Date: Wed, 9 Mar 94 11:22:34 +0100
From: Tim Berners-Lee <timbl@ptpc00.cern.ch>
Message-Id: <9403091022.AA08523@ptpc00.cern.ch>
To: uri@bunyip.com
Subject: The use of "?" in URLs
The "?" separator is defined as a search string separator
at the highest level. That means that it can't be used for
other things!
If you look at the generic expansion,
generic :: scheme : path [ ? search ]
you see that the use of "?" is outside differences between
schemes in priciple. In fact, the syntax mentions a search
option for each relevant scheme separately simply in order
to save confusion when people try to search news articles, etc.
However, hijacking the "?" as a separator for transfer mode
as yandros@MIT.EDU suggests, or using a tab for a search separator
as Mark McCahill suggests are neither approporiate.
The idea is that anyone (without looking at the scheme)

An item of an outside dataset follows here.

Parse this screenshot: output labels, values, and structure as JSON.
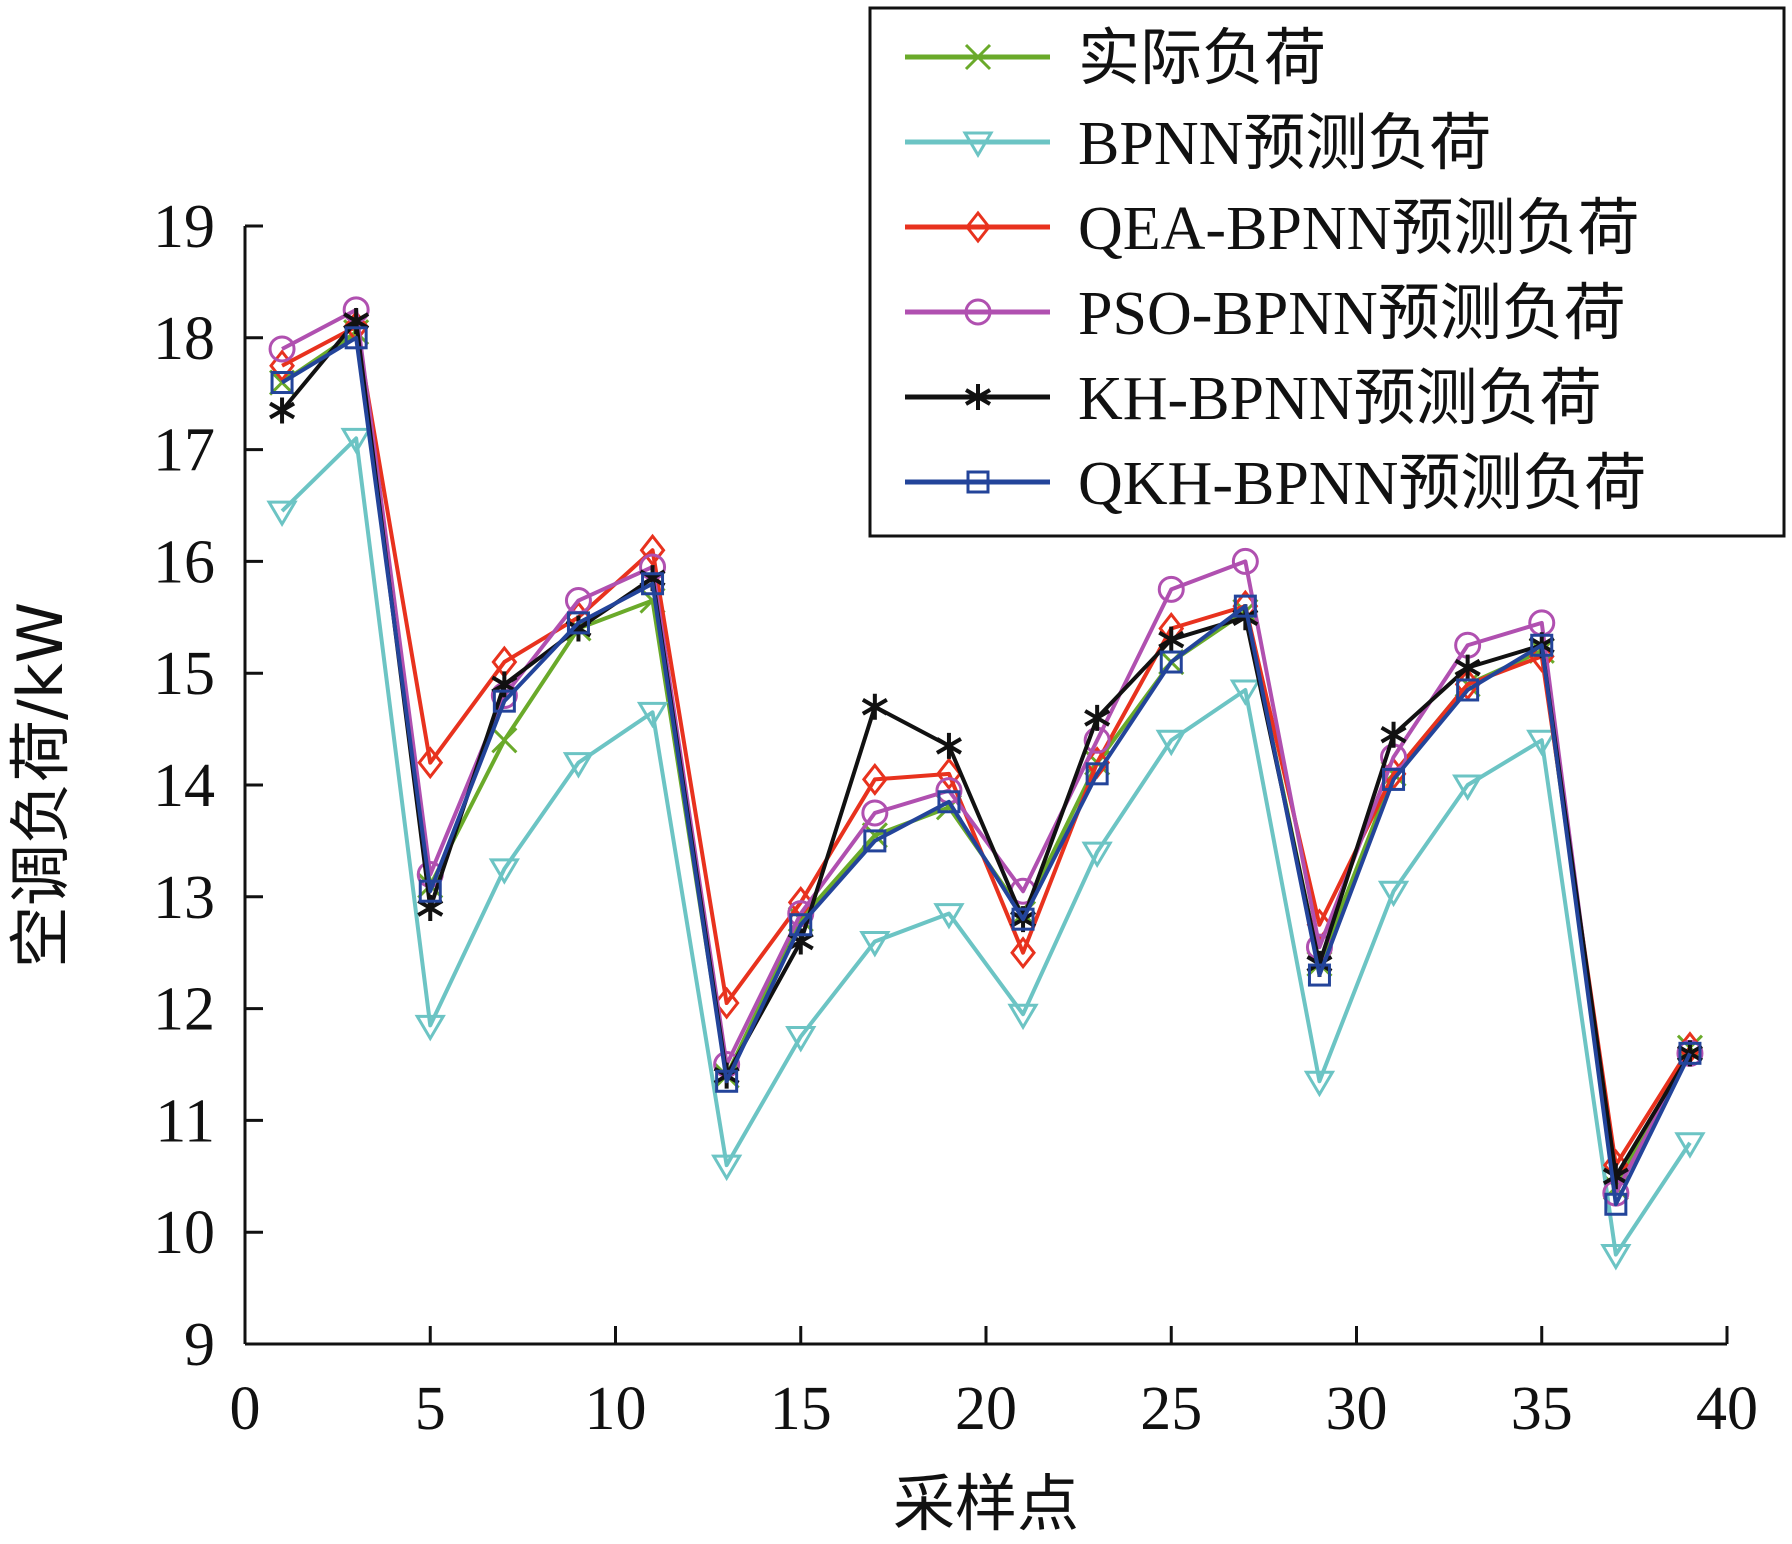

can see that such URLs are search URLs. The client can
represent it specially and do a whole load of scheme-independent
processing. For example, it can allow the user to
perform a new search, stripping of the search bit and adding
a new one. The "?" is basically a separator between
machine-usable
At the time of retrieval, the actual protocol operations
vary from protocol to protocol. For gopher, you have to
put in a tab -- no big deal. In WAIS you have to perform
a different operation (a much bigger deal than putting a
tab in!). In FTP and NNTP you can't do it.